Amanatia: ini cukup panjang memang sebagai panggilan. Namun salahku sendiri memperkenalkan demikian kala Masa Orientasi Siswa SMP, jadi aku pasrah saat temanku memanggilku Aman, dan Am-Am.

Ama: ini nama pendek yang digunakan teman teman sepesantren saat SMP dulu. Tidak banyak alasan mengapa mereka lebih menyukai memanggilku Ma, lalu berlanjut ke Mama, karena pengasuh pondok kebetulan bernama Junda. Kurang etis bukan kalau aku menyamai nickname Ibu asrama kami?

Junda: tentu, saat itu aku SMA, dan sama sekli tidak mengenal siapa pun sebelumnya karena aku termasuk murid jenis migran dari kabupaten lain. Menggunakan nama Junda pun masih sering disalahgunakan, menjadi Jindes, dan tafsiran umumnya aku lahir di bandara Juanda, Surabaya.

Natia: nah, ini! Ini-lah akhir aneka nama panggilan khas Mbejog. Digunakan saat mulai kuliah tanpa seizin orang tua (dan sejak kapan aku perlu izin? rasanya semacam hak prerogatif), dan berlanjut hingga detik ini. Awalnya, sungguh, aku hanya iseng dan butuh variasi nama. Tapi, ya ampuun, rasanya nama ini lama lama menjadi beken. Aih, sekampus pun tidak ada yang menyerupai. 

Akhir-akhir ini pun aku mempertimbangkan, bahwa N-A-T-I-A adalah nama yang cukup komersial. Oh, maksudku, aku harus jaga-jaga bukan jika suatu saat ada serbuan penggemar antah berantah yang meminta tanda tanganku? Aku pun sudah memulai merenovasi tanda tanganku yang kata Mbak Pu penuh risiko dan kerumitan hidup di masa depan, dan kata Lin-Lin susah untuk dipalsukan dalam rangka TA--Titip Absen.

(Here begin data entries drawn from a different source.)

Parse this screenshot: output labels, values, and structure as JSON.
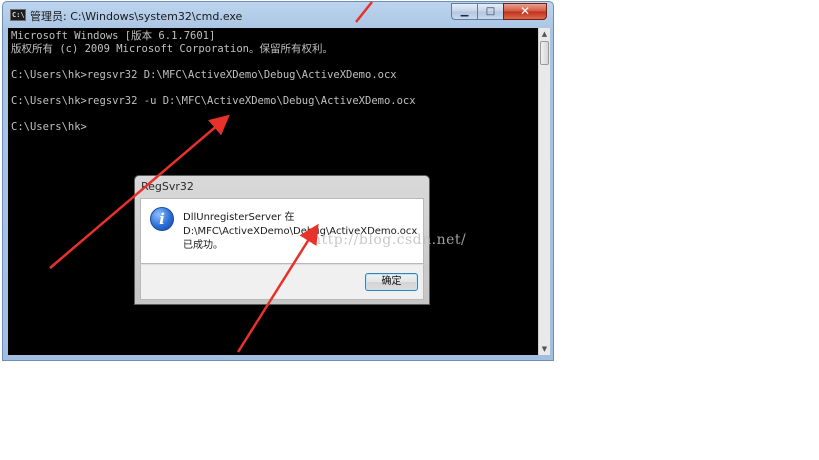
{
  "window": {
    "icon_glyph": "C:\\",
    "title": "管理员: C:\\Windows\\system32\\cmd.exe",
    "controls": {
      "minimize": "▁",
      "maximize": "□",
      "close": "✕"
    }
  },
  "console": {
    "lines": [
      "Microsoft Windows [版本 6.1.7601]",
      "版权所有 (c) 2009 Microsoft Corporation。保留所有权利。",
      "",
      "C:\\Users\\hk>regsvr32 D:\\MFC\\ActiveXDemo\\Debug\\ActiveXDemo.ocx",
      "",
      "C:\\Users\\hk>regsvr32 -u D:\\MFC\\ActiveXDemo\\Debug\\ActiveXDemo.ocx",
      "",
      "C:\\Users\\hk>"
    ],
    "text_color": "#c0c0c0",
    "background": "#000000"
  },
  "scrollbar": {
    "up": "▲",
    "down": "▼"
  },
  "dialog": {
    "title": "RegSvr32",
    "icon": "info-icon",
    "message_lines": [
      "DllUnregisterServer 在",
      "D:\\MFC\\ActiveXDemo\\Debug\\ActiveXDemo.ocx",
      "已成功。"
    ],
    "ok_label": "确定"
  },
  "watermark": "http://blog.csdn.net/",
  "annotation_color": "#e8312a"
}
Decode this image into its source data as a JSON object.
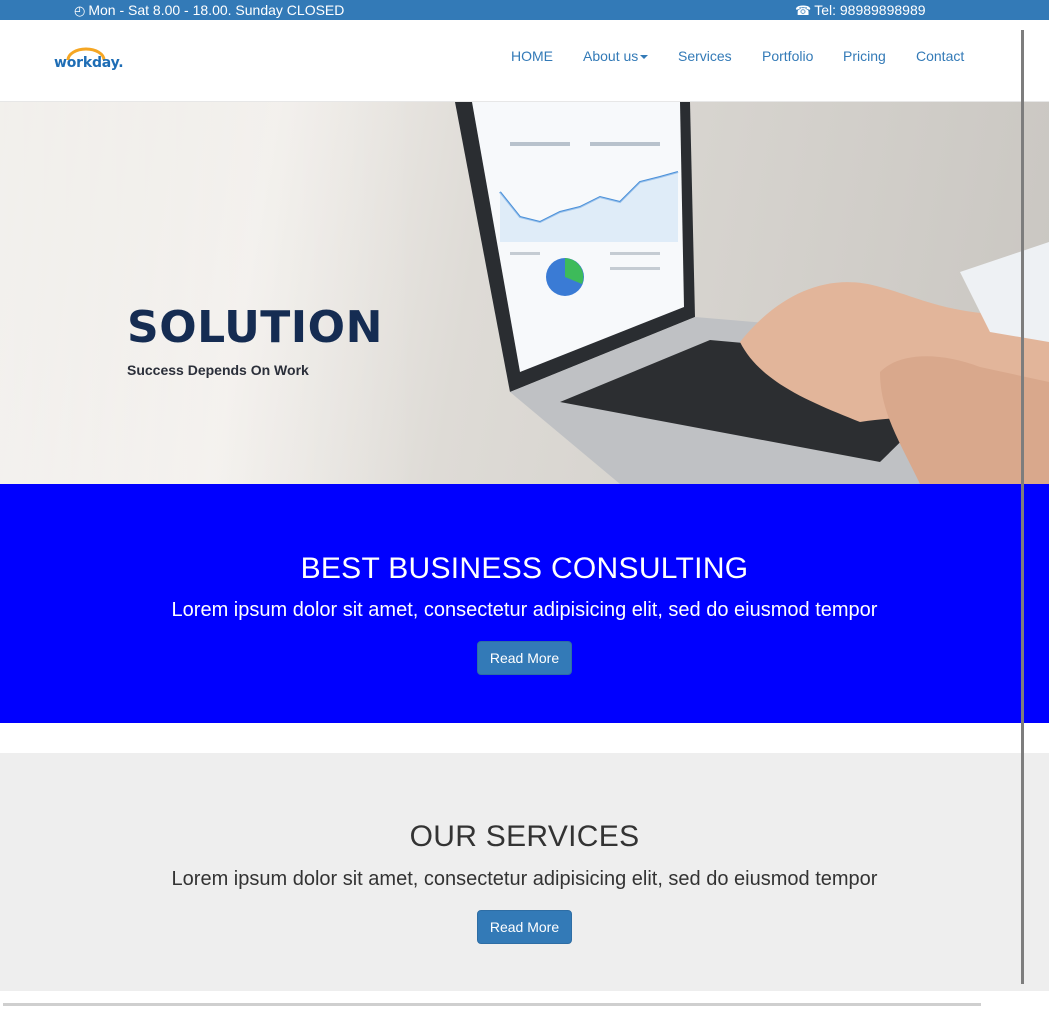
{
  "topbar": {
    "hours_icon": "clock-icon",
    "hours_glyph": "◴",
    "hours_text": "Mon - Sat 8.00 - 18.00. Sunday CLOSED",
    "phone_icon": "phone-icon",
    "phone_glyph": "☎",
    "phone_text": "Tel: 98989898989"
  },
  "brand": {
    "logo_text": "workday.",
    "logo_arc_color": "#f5a623",
    "logo_text_color": "#1e6db5"
  },
  "nav": {
    "items": [
      {
        "label": "HOME"
      },
      {
        "label": "About us",
        "has_dropdown": true
      },
      {
        "label": "Services"
      },
      {
        "label": "Portfolio"
      },
      {
        "label": "Pricing"
      },
      {
        "label": "Contact"
      }
    ],
    "link_color": "#337ab7"
  },
  "hero": {
    "title": "SOLUTION",
    "subtitle": "Success Depends On Work",
    "title_color": "#152c52"
  },
  "consulting": {
    "title": "BEST BUSINESS CONSULTING",
    "text": "Lorem ipsum dolor sit amet, consectetur adipisicing elit, sed do eiusmod tempor",
    "button": "Read More",
    "background": "#0000ff"
  },
  "services": {
    "title": "OUR SERVICES",
    "text": "Lorem ipsum dolor sit amet, consectetur adipisicing elit, sed do eiusmod tempor",
    "button": "Read More",
    "background": "#eeeeee"
  },
  "colors": {
    "primary": "#337ab7"
  }
}
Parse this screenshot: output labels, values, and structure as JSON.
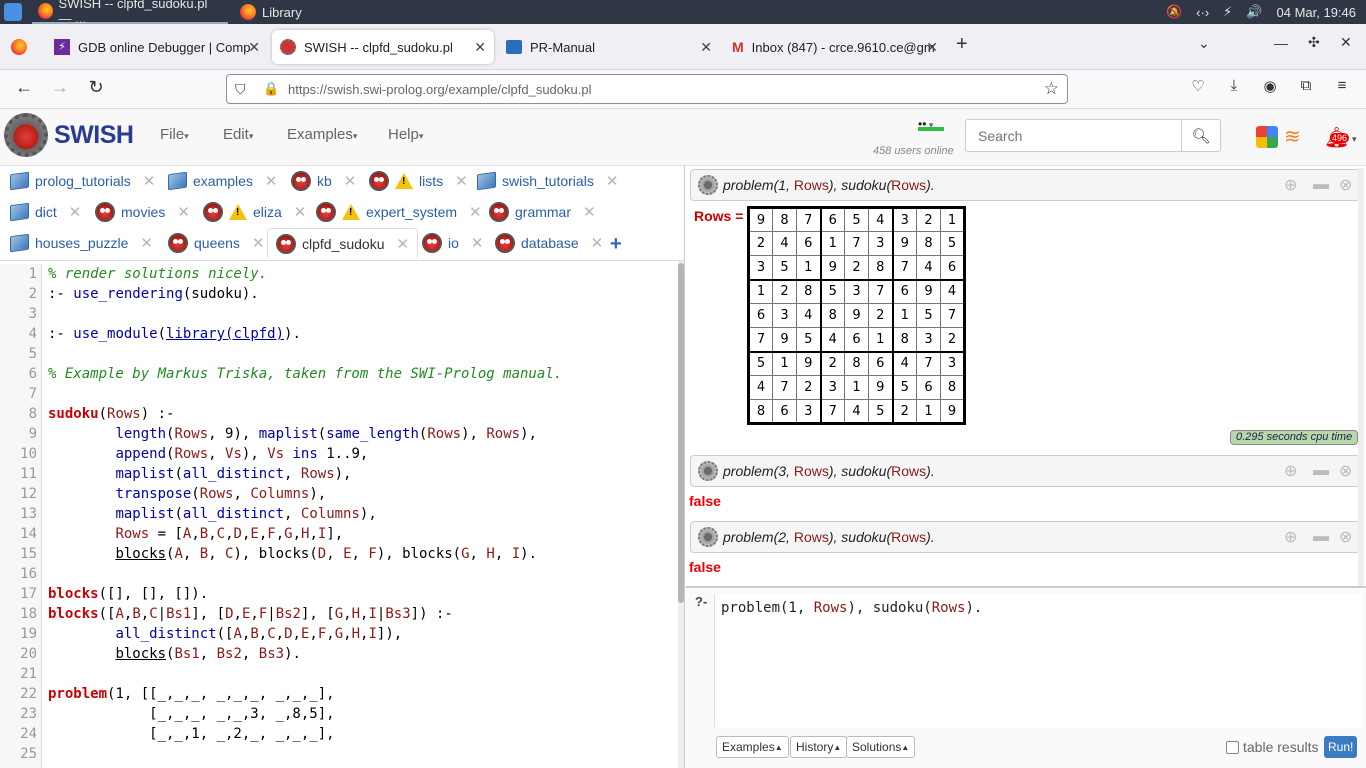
{
  "os": {
    "tasks": [
      {
        "label": "SWISH -- clpfd_sudoku.pl — ..."
      },
      {
        "label": "Library"
      }
    ],
    "clock": "04 Mar, 19:46"
  },
  "browser": {
    "tabs": [
      {
        "label": "GDB online Debugger | Comp"
      },
      {
        "label": "SWISH -- clpfd_sudoku.pl"
      },
      {
        "label": "PR-Manual"
      },
      {
        "label": "Inbox (847) - crce.9610.ce@gm"
      }
    ],
    "url": "https://swish.swi-prolog.org/example/clpfd_sudoku.pl"
  },
  "swish": {
    "logo": "SWISH",
    "menus": [
      "File",
      "Edit",
      "Examples",
      "Help"
    ],
    "users_online": "458 users online",
    "search_placeholder": "Search",
    "notification_count": "496"
  },
  "file_tabs": [
    {
      "label": "prolog_tutorials",
      "icon": "book-icon"
    },
    {
      "label": "examples",
      "icon": "book-icon"
    },
    {
      "label": "kb",
      "icon": "owl-icon"
    },
    {
      "label": "lists",
      "icon": "owl-warning-icon"
    },
    {
      "label": "swish_tutorials",
      "icon": "book-icon"
    },
    {
      "label": "dict",
      "icon": "book-icon"
    },
    {
      "label": "movies",
      "icon": "owl-icon"
    },
    {
      "label": "eliza",
      "icon": "owl-warning-icon"
    },
    {
      "label": "expert_system",
      "icon": "owl-warning-icon"
    },
    {
      "label": "grammar",
      "icon": "owl-icon"
    },
    {
      "label": "houses_puzzle",
      "icon": "book-icon"
    },
    {
      "label": "queens",
      "icon": "owl-icon"
    },
    {
      "label": "clpfd_sudoku",
      "icon": "owl-icon"
    },
    {
      "label": "io",
      "icon": "owl-icon"
    },
    {
      "label": "database",
      "icon": "owl-icon"
    }
  ],
  "code_lines": [
    "% render solutions nicely.",
    ":- use_rendering(sudoku).",
    "",
    ":- use_module(library(clpfd)).",
    "",
    "% Example by Markus Triska, taken from the SWI-Prolog manual.",
    "",
    "sudoku(Rows) :-",
    "        length(Rows, 9), maplist(same_length(Rows), Rows),",
    "        append(Rows, Vs), Vs ins 1..9,",
    "        maplist(all_distinct, Rows),",
    "        transpose(Rows, Columns),",
    "        maplist(all_distinct, Columns),",
    "        Rows = [A,B,C,D,E,F,G,H,I],",
    "        blocks(A, B, C), blocks(D, E, F), blocks(G, H, I).",
    "",
    "blocks([], [], []).",
    "blocks([A,B,C|Bs1], [D,E,F|Bs2], [G,H,I|Bs3]) :-",
    "        all_distinct([A,B,C,D,E,F,G,H,I]),",
    "        blocks(Bs1, Bs2, Bs3).",
    "",
    "problem(1, [[_,_,_, _,_,_, _,_,_],",
    "            [_,_,_, _,_,3, _,8,5],",
    "            [_,_,1, _,2,_, _,_,_],",
    ""
  ],
  "results": {
    "q1": {
      "pred": "problem",
      "args1": "(1, ",
      "var": "Rows",
      "sep": "), ",
      "pred2": "sudoku",
      "open": "(",
      "close": ")."
    },
    "rows_label": "Rows =",
    "grid": [
      [
        9,
        8,
        7,
        6,
        5,
        4,
        3,
        2,
        1
      ],
      [
        2,
        4,
        6,
        1,
        7,
        3,
        9,
        8,
        5
      ],
      [
        3,
        5,
        1,
        9,
        2,
        8,
        7,
        4,
        6
      ],
      [
        1,
        2,
        8,
        5,
        3,
        7,
        6,
        9,
        4
      ],
      [
        6,
        3,
        4,
        8,
        9,
        2,
        1,
        5,
        7
      ],
      [
        7,
        9,
        5,
        4,
        6,
        1,
        8,
        3,
        2
      ],
      [
        5,
        1,
        9,
        2,
        8,
        6,
        4,
        7,
        3
      ],
      [
        4,
        7,
        2,
        3,
        1,
        9,
        5,
        6,
        8
      ],
      [
        8,
        6,
        3,
        7,
        4,
        5,
        2,
        1,
        9
      ]
    ],
    "cpu_time": "0.295 seconds cpu time",
    "q3": {
      "pred": "problem",
      "args1": "(3, ",
      "var": "Rows",
      "sep": "), ",
      "pred2": "sudoku",
      "open": "(",
      "close": ")."
    },
    "q2": {
      "pred": "problem",
      "args1": "(2, ",
      "var": "Rows",
      "sep": "), ",
      "pred2": "sudoku",
      "open": "(",
      "close": ")."
    },
    "false_label": "false"
  },
  "query": {
    "prompt": "?-",
    "text_a": "problem(1, ",
    "text_var": "Rows",
    "text_b": "), sudoku(",
    "text_c": ").",
    "buttons": [
      "Examples",
      "History",
      "Solutions"
    ],
    "table_results": "table results",
    "run": "Run!"
  }
}
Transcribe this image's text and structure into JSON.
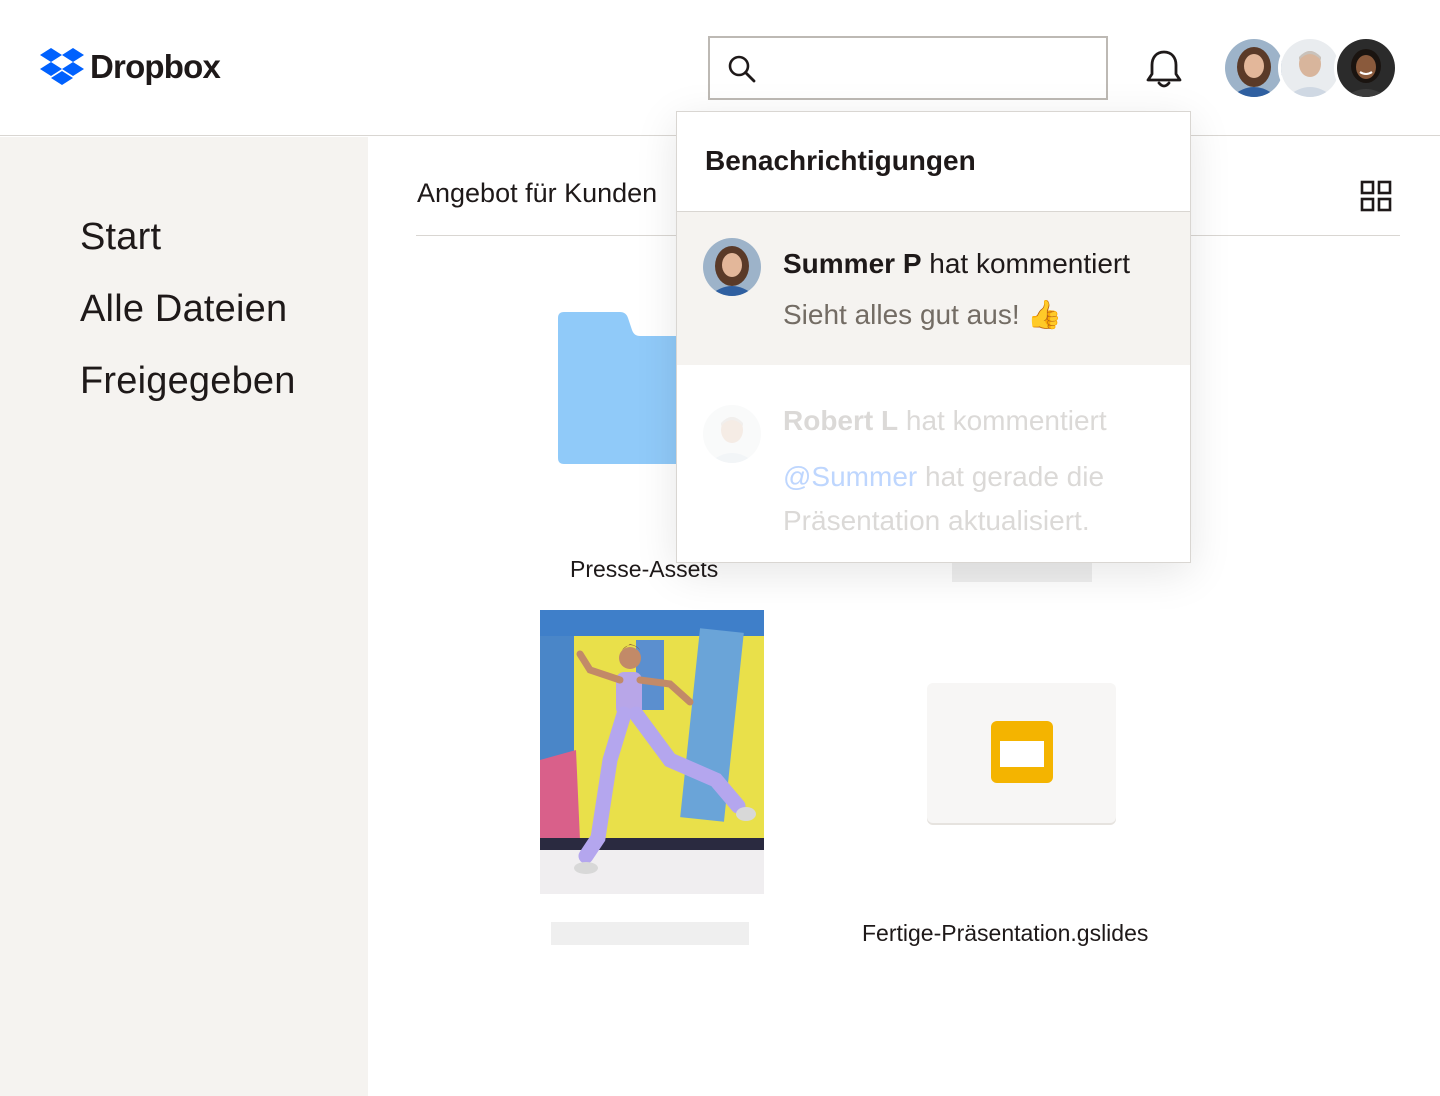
{
  "app": {
    "name": "Dropbox"
  },
  "header": {
    "search": {
      "placeholder": ""
    },
    "icons": [
      "search-icon",
      "bell-icon"
    ],
    "avatars": [
      "avatar-summer",
      "avatar-robert",
      "avatar-third-user"
    ]
  },
  "sidebar": {
    "items": [
      {
        "label": "Start"
      },
      {
        "label": "Alle Dateien"
      },
      {
        "label": "Freigegeben"
      }
    ]
  },
  "main": {
    "title": "Angebot für Kunden",
    "view_toggle_icon": "grid-view-icon",
    "files": [
      {
        "label": "Presse-Assets",
        "type": "folder",
        "icon": "folder-icon"
      },
      {
        "label": "",
        "type": "placeholder"
      },
      {
        "label": "",
        "type": "image"
      },
      {
        "label": "Fertige-Präsentation.gslides",
        "type": "gslides",
        "icon": "slides-icon"
      }
    ]
  },
  "notifications": {
    "title": "Benachrichtigungen",
    "items": [
      {
        "name": "Summer P",
        "action": " hat kommentiert",
        "message": "Sieht alles gut aus! 👍"
      },
      {
        "name": "Robert L",
        "action": " hat kommentiert",
        "mention": "@Summer",
        "message": " hat gerade die Präsentation aktualisiert."
      }
    ]
  },
  "colors": {
    "brand": "#0061fe",
    "folder": "#90caf9",
    "slides": "#f4b400",
    "sidebar_bg": "#f5f3f0"
  }
}
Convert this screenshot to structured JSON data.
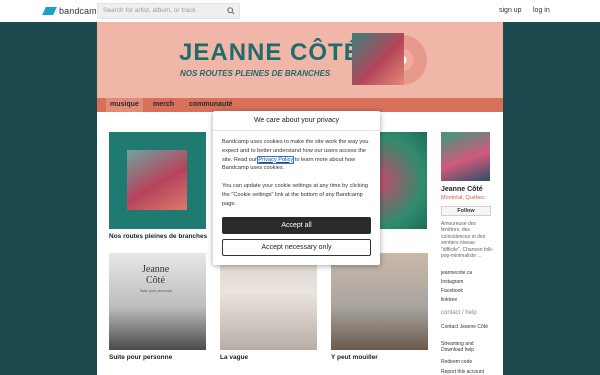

Meski lidahku awalnya canggung juga mengucapkan "natia", serasa ya ampun.. ini nama siapa? asing sekali! dan beberapa orang akan mengernyit, "Nadia..?" lantas serta merta aku bilang namaku pakai T bukan D. Tapi, sebuah nama memang punya kadar estetika sendiri ya? Ini aku alami setelah teman SMA-ku cerita pengalamannya saat halal bihalal di sebuah komunitas regional di Jogja.

Mas Az: "Oh, dari SMA 1 Sidoarjo..., kenal Natia?" (kenalan baruku di fakultas saat masih berstatus Maba--mahasiswa baru)
Khariz: "Natia? Siapa, Mas?"
Mas Az: "Anak Komunikasi, anak 2009 juga.."
Khariz: "Hah? Junda, Mas?"
Mas Az: "Loh, namanya Junda?"
Khariz: "Iya! Amanatia Junda kan?! dia sekelas sama aku dulu."
Mas Az: "Oh, tapi namanya Natia.."
Khariz: "Oala.. Mas, itu Junek! JUNDA NENEK!"

Aku yang tidak-sedang-berada-di-TKP dan mendengar Khariz berkomentar dengan pede-nya, merusak citra perdanaku, pengen segera kutabok.

Khariz: "WUAHAHAHA! Nenek.. Nenek.... nama JUNDA aja jadi NATIA!"

Oh, iya, aku juga dipanggil Nenek oleh teman SMA. -_-"

Begitulah, namaku kini Nutia di blog (kata Vai, teman chat-ku, mirip merek selai), dan suatu ketika aku iseng searching nama Amanatia dan Natia di mesin pencari. Taraa! aku menemukan satu nama Amanatia (seorang dokter) dan Natia (nama hotel keren di Bali). Saat itu takjub dan terbersit ide untuk membuat proposal Honeymoon pada manager hotel Natia saat aku nikah kelak. Kau tahu, setelah 2014 pasti pesta resepsi tanpa sponsor merupakan sesuatu yang kuno. Percaya deh! Saat itu SBY pun sudah dianggap kuno.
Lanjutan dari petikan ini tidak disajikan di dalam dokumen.